2019 CMCS Keynote – Basuli Deb

CMCS 8th International Conference
Bridging Gaps: Re-Fashioning Stories for Celebrity Counterpublics

Basuli Deb, PhD
Global Scholar, Rutgers University, & CUNY faculty

Day 1 – Opening Afternoon Keynote

From MeToo to UsToo: Celebrity Counterpublics to Migrant Counterpublics

In 2006 African-American civil rights activist Tarana Burke, herself a survivor of sexual violence and a youth activist working largely with children of color, coined the phrase “Me Too” after hearing a young girl’s testimony of sexual abuse. Since then “Me Too” became Burke’s mantra for a campaign to help girls and women who have been targets of sexual harassment, abuse, or assault. In 2017 actor Alyssa Milano’s Me Too hashtag went viral when she tweeted encouraging others survivors to reply back to her with “Me Too”. Milano’s tweet came in the wake of the October 5, 2017 New York Times investigation report on the sexual harassment and assault charges against film producer Harvey Weinstein. The overnight following Milano’s celebrity status generated for the movement was enormous. However, powerful as this celebrity inspired feminism of 2017 has been in foregrounding sexual violence at the workplace, it has generated coalitions among a particular class of society. There needs to be recognition of distinctively different stories of working class and immigrant cisgender women and LGBTQ people as well as visa holding temporary workers in the United States who have faced gender based, racial, and national origin discrimination at the workplace, intensified by their economic and legal vulnerability. I argue that it is time for an UsToo Movement to actively work in bringing to the forefront the testimonies of economic violence that often accompanies gender based discrimination where perpetrators discriminate with impunity, often counting on the vulnerable positions of these populations to assume their own invincibility. Extending popular storytelling beyond celebrity culture to include first-hand accounts and visual evidence from those least empowered to speak out against gender based workplace discrimination because of their economic, legal, and racial/ethnic precarities, redistributes power in the workplace in a way that an elite class based movement cannot. I situate my keynote in the context of the Truth and Reconciliation Commission of South Africa which came under criticism for granting reparations for violence during apartheid by prioritizing sexual and bodily violence on women above economic violence.

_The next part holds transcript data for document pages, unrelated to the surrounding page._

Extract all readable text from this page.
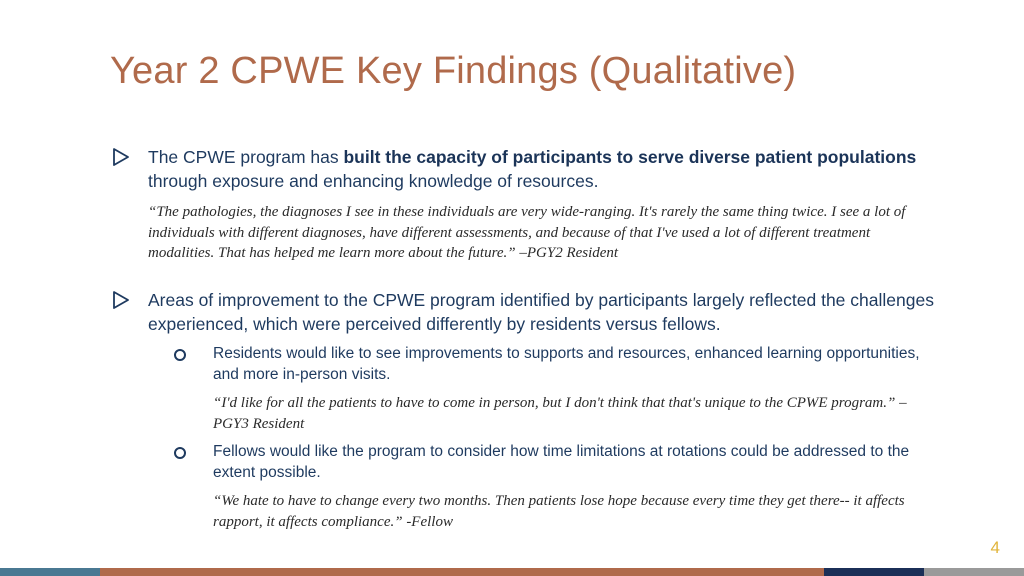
Year 2 CPWE Key Findings (Qualitative)
The CPWE program has built the capacity of participants to serve diverse patient populations through exposure and enhancing knowledge of resources.
“The pathologies, the diagnoses I see in these individuals are very wide-ranging. It's rarely the same thing twice. I see a lot of individuals with different diagnoses, have different assessments, and because of that I've used a lot of different treatment modalities. That has helped me learn more about the future.” –PGY2 Resident
Areas of improvement to the CPWE program identified by participants largely reflected the challenges experienced, which were perceived differently by residents versus fellows.
Residents would like to see improvements to supports and resources, enhanced learning opportunities, and more in-person visits.
“I'd like for all the patients to have to come in person, but I don't think that that's unique to the CPWE program.” –PGY3 Resident
Fellows would like the program to consider how time limitations at rotations could be addressed to the extent possible.
“We hate to have to change every two months. Then patients lose hope because every time they get there-- it affects rapport, it affects compliance.” -Fellow
4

Basuli Deb is a Global Scholar at the interdisciplinary Institute for Research on Women (IRW) at Rutgers-New Brunswick and a CUNY faculty in English and Women’s and Gender Studies departments. Her work is intersectional and transnational, and she teaches/mentors at the undergraduate and graduate levels. Deb has published a monograph Transnational Feminist Perspectives on Terror in Literature and Culture, multiple sole authored peer-reviewed articles, and co-edited a special issue and two anthologies including Building Bridges in Celebrity Studies. She is now completing another monograph project on a transnational feminist rapprochement between indigeneity and immigration called Breaking Borders, Building Bridges, and working on a third monograph project called Come, Cross the Line: Celebrity Lifestyles and Public Intellectualism that deploys feminist media studies to examine cross-class celebrity work for social transformation. As a featured author, critic, and filmmaker, Deb has been interviewed in journals, print media, conference platforms, television, and web broadcasts. She continues to serve as an invited speaker on academic and public debates at campuses, consulates, and foundations across the US and abroad, and as an external expert for various institutes/organizations.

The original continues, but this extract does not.